On 6/11/11 8:49 PM, Steven Schveighoffer wrote:
On Sat, 11 Jun 2011 17:32:56 -0400, David Nadlinger <s...@klickverbot.at>
wrote:

On 6/11/11 11:20 PM, Jonathan M Davis wrote:
1. Programmers following this idiom (including the Phobos devs) end up
creating enums with yes and no values and are effectively identical
to other
enums except for their names. So, we end up with a fair bit of
boilerplate
code just to pass a strict boolean value.

s/fair/tiny/, imho:

---
/// ditto.
enum SomeFlag { enable, disable }
---

A big problem with this (and enums in general), what if your flag
function is defined inside a struct or class?

struct MyStruct
{
/// This function ROCKS!
void someKickAssFunction(MoreBitchin moreBitchin) {}
/// ditto
enum MoreBitchin { yes, no }
}

// the call, not so much.
s.someKickAssFunction(MyStruct.MoreBitchin.yes);

In other words, in order for your doc trick to work, member functions
have to require an additional namespace to the enum.

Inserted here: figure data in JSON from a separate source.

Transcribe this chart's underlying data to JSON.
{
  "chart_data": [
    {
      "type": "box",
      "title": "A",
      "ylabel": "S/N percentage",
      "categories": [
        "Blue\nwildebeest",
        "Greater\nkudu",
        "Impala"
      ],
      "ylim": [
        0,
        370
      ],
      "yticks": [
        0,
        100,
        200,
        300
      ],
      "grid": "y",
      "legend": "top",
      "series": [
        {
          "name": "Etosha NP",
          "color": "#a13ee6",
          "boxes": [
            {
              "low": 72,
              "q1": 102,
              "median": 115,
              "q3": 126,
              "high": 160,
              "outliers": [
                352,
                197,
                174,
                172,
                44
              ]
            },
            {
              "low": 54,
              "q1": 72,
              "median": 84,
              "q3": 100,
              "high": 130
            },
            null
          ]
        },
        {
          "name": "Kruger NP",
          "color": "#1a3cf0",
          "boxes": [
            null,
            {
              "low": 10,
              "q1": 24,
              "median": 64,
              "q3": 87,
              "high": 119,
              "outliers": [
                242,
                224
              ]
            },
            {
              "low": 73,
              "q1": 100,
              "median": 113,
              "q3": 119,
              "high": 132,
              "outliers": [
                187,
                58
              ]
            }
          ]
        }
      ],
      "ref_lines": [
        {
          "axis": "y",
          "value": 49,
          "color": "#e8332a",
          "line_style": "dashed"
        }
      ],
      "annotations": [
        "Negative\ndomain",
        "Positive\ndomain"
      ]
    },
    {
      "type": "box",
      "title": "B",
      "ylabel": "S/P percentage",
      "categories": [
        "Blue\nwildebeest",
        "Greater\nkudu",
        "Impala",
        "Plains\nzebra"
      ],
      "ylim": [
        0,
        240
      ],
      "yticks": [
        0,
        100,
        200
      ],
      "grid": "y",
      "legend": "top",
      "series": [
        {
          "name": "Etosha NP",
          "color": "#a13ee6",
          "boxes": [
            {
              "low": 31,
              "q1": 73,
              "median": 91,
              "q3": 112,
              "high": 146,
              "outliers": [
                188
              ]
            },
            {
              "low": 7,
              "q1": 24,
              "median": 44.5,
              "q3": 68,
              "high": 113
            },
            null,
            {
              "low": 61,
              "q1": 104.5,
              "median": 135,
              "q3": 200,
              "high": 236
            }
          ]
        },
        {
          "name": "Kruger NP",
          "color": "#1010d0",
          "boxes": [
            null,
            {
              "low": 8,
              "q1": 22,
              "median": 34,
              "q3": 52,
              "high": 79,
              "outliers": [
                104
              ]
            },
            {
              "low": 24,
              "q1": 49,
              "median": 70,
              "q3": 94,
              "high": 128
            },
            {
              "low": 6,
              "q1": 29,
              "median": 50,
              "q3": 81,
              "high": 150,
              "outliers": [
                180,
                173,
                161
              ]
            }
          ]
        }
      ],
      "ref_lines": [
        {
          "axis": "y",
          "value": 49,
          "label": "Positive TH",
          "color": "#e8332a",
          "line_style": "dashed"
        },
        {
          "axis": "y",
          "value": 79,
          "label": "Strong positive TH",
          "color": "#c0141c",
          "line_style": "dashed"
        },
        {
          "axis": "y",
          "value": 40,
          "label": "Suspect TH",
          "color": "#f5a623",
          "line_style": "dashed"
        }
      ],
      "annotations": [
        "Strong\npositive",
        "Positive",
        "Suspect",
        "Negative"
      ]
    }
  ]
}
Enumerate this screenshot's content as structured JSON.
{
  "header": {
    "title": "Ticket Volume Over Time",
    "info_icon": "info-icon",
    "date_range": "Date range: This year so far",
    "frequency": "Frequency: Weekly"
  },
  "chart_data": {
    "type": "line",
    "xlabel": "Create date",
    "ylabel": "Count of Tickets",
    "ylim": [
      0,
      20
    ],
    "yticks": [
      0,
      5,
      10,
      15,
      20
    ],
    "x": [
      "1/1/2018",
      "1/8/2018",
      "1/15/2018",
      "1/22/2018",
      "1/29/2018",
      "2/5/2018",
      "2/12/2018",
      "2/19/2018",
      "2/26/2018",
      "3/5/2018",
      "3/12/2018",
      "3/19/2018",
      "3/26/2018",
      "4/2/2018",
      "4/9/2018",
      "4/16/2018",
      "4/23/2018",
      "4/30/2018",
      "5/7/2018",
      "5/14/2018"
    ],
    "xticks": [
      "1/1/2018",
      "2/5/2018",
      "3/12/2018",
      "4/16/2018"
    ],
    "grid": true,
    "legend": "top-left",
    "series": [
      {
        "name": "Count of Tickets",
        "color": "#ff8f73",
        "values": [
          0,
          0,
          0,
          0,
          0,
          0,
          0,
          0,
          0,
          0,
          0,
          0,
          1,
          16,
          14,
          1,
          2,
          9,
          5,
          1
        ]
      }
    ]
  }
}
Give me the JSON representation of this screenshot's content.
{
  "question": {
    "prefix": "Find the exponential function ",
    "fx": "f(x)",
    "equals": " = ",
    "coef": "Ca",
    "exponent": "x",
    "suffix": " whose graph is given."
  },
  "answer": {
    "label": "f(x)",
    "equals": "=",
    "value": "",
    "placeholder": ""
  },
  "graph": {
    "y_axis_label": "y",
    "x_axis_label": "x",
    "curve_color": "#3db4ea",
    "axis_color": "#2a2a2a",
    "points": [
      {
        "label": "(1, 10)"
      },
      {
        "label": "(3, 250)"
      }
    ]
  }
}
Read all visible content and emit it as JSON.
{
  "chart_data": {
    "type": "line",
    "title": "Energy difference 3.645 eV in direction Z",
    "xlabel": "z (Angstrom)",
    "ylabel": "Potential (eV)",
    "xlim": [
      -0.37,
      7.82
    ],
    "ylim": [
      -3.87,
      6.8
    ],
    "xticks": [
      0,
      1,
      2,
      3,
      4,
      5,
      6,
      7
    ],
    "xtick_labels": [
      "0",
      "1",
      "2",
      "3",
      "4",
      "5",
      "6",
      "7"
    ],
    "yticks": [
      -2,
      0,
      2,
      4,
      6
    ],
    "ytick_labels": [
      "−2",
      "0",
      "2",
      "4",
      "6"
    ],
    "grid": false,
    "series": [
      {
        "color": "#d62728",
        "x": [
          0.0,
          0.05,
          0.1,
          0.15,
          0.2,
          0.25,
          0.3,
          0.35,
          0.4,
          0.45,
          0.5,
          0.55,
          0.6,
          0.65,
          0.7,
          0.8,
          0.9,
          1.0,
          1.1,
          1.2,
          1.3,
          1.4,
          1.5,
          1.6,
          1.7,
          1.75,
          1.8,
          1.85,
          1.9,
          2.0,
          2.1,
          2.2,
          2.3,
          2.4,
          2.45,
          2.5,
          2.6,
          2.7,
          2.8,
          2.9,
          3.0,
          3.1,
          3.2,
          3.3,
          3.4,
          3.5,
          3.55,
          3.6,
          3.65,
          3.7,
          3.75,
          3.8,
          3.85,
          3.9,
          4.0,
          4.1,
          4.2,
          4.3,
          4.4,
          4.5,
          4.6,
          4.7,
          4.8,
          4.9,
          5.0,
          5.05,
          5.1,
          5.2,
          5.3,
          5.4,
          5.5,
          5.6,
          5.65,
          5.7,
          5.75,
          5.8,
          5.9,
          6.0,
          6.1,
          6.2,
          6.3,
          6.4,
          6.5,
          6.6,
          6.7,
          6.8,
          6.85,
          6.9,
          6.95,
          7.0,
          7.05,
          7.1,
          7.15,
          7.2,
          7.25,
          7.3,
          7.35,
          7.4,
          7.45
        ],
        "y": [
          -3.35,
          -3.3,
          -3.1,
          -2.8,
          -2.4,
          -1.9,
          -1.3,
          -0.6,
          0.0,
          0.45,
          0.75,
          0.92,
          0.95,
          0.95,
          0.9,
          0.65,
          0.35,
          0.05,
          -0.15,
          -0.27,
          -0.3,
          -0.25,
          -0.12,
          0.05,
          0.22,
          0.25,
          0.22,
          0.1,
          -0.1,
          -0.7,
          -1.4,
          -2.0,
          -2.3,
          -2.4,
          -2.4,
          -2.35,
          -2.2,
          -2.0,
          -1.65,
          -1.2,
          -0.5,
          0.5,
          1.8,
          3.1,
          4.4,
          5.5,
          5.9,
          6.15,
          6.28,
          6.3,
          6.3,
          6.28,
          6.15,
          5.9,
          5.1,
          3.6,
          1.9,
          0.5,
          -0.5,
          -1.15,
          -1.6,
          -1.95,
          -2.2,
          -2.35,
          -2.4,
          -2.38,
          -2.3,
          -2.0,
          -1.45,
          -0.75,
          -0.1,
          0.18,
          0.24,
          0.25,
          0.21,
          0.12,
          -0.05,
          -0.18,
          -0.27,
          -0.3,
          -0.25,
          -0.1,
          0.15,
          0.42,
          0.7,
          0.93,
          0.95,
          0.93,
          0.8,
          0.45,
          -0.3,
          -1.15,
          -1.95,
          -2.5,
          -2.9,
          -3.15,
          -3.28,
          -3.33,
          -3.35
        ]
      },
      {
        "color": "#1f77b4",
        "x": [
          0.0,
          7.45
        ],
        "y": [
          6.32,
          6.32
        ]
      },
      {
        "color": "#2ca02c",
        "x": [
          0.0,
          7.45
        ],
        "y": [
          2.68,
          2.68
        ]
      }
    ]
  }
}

IMO, however, we need a better way to access the enum values without
specifying the entire namespace. The difficult part is to do it in a way
which doesn't conflict with normal symbols.

Of course, such an improvement would pull the rug from this Flag
proposal...

-Steve

Thanks, Steve, this is an excellent point - as are all you made in this discussion (pro and con)!